Bakterien im Urin bei Nierentransplantierten, die keine Symptome einer Harnwegsinfektion aufweisen, werden als asymptomatische Bakteriurie bezeichnet. Bis zu einer von zwei Nierentransplantierten entwickelt irgendwann nach der Transplantation eine bakterielle Infektion des Urins (Bakteriurie). Eine Bakteriurie mit Symptomen wie Fieber, Schüttelfrost, schmerzhaftem Wasserlassen, Bauchschmerzen und Blut im Urin ist eine Harnwegsinfektion (HWI). Eine Bakteriurie tritt häufig ohne Symptome auf und wird häufig mit Antibiotika behandelt, in der Annahme, dass dadurch eine spätere Harnwegsinfektion vermieden werden kann. Die Vermeidung von Harnwegsinfektionen könnte das Überleben der Patienten und die Funktionsfähigkeit der Transplantate verbessern. Es ist jedoch unklar, wie viele Menschen mit asymptomatischer Bakteriurie später Symptome einer Harnwegsinfektion entwickeln, ob eine Antibiotikabehandlung wirklich eine Harnwegsinfektion verhindert oder ob eine Behandlung im asymptomatischen Zustand das Überleben des Patienten*in und das Funktionieren der Niere verbessert. Außerdem kann die Einnahme von Antibiotika auch Nachteile haben. Die regelmäßige Einnahme von Antibiotika kann dazu führen, dass antibiotikaresistente Bakterien gefördert werden. Und die Einnahme von Antibiotika kann unerwünschte Wirkungen wie Durchfall verursachen.
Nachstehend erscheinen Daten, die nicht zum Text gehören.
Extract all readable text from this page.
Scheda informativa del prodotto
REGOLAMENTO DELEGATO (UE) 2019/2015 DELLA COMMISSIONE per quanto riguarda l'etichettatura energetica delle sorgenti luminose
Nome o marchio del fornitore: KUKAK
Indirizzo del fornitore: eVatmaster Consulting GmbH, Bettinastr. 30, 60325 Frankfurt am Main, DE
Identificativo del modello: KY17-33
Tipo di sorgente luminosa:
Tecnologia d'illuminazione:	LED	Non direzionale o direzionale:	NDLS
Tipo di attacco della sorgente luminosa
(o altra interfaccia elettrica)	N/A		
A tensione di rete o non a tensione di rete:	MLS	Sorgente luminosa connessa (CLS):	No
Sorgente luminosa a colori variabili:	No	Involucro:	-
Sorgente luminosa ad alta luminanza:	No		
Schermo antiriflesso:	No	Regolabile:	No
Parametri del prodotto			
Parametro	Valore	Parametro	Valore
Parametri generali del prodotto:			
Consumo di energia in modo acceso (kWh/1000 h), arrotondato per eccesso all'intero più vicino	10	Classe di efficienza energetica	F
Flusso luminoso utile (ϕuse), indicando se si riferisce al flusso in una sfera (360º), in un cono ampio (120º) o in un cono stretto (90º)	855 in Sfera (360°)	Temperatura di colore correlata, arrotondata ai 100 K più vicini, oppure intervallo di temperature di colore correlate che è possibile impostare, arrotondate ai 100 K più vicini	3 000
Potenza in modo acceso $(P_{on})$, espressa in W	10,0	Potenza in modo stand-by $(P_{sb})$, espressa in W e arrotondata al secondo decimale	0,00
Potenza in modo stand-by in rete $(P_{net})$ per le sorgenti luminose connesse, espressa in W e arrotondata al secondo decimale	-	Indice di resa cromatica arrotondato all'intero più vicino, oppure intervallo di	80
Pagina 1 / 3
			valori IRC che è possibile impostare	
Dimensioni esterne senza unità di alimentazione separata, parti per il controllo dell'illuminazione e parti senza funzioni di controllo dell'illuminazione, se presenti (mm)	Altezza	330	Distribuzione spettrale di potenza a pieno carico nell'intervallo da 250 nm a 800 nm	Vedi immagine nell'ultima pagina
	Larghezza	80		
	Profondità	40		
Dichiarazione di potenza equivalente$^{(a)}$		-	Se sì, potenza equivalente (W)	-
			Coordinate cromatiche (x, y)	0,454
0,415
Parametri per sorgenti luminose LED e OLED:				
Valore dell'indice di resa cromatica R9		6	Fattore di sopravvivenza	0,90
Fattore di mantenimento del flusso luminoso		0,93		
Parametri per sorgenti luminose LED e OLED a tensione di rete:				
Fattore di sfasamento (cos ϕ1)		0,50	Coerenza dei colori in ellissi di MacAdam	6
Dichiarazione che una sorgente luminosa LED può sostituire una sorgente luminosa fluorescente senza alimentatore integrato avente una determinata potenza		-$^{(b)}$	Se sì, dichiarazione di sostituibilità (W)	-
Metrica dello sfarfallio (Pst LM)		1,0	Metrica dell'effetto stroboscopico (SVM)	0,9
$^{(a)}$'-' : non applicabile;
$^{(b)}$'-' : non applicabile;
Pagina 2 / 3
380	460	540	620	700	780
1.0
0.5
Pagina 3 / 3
Auch die Kosten einer Behandlung mit Antibiotika sind zu berücksichtigen. In diesem Review wurde geprüft, ob eine Behandlung mit Antibiotika nützlich oder schädlich ist.

Wie gingen wir vor?

Wir durchsuchten die Literatur bis September 2017 fanden zwei Studien mit 212 Teilnehmenden. Diese zwei Studien wurden in diesem Review ausgewertet. In diesen Studien wurden Antibiotika mit keiner Behandlung verglichen.

Was fanden wir?
Die bakterielle Infektion des Urins blieb oft bestehen, egal ob Antibiotika verabreicht wurden oder nicht. Es ist ungewiss, ob Antibiotika symptomatische Harnwegsinfektionen verhindern oder das Risiko der Selektion antibiotikaresistenter Bakterien erhöhten, da es zu wenige Daten und mehrere Einschränkungen in den eingeschlossenen Studien gab. Außerdem ist unklar, ob der Einsatz von Antibiotika bei einer Harnwegsinfektion ohne Symptome das Risiko einer Transplantatabstoßung, eines Krankenhausaufenthalts aufgrund von Symptomen einer Harnwegsinfektion oder die Sterblichkeit verringert oder ob Antibiotika die Funktion des Nierentransplantats verbessern. Eine Studie mit 112 Teilnehmenden deutet darauf hin, dass es keine schwerwiegenden schädlichen Reaktionen durch die Antibiotikabehandlung gibt; auch nicht schwerwiegende unerwünschte Ereignisse schienen selten zu sein.

Schlussfolgerungen
Es ist ungewiss, ob Antibiotika bei Nierentransplantierten mit Bakterien im Urin, aber ohne Symptome, einen Nutzen haben. In einer Studie wurden die Teilnehmenden nach einem nicht zufälligen Verfahren (d. h. nach dem Transplantationscode der Patient*innen) einer Antibiotikabehandlung oder keiner Behandlung zugewiesen. In beiden Studien wussten die Teilnehmenden, welche Behandlung sie erhielten (d. h. Antibiotika oder keine Behandlung), was die Ergebnisse beeinflusst haben könnte. Zudem standen uns nicht genügend Daten zur Verfügung, um einige Auswirkungen der Antibiotikabehandlung genau einschätzen zu können. Weitere Studien sind notwendig.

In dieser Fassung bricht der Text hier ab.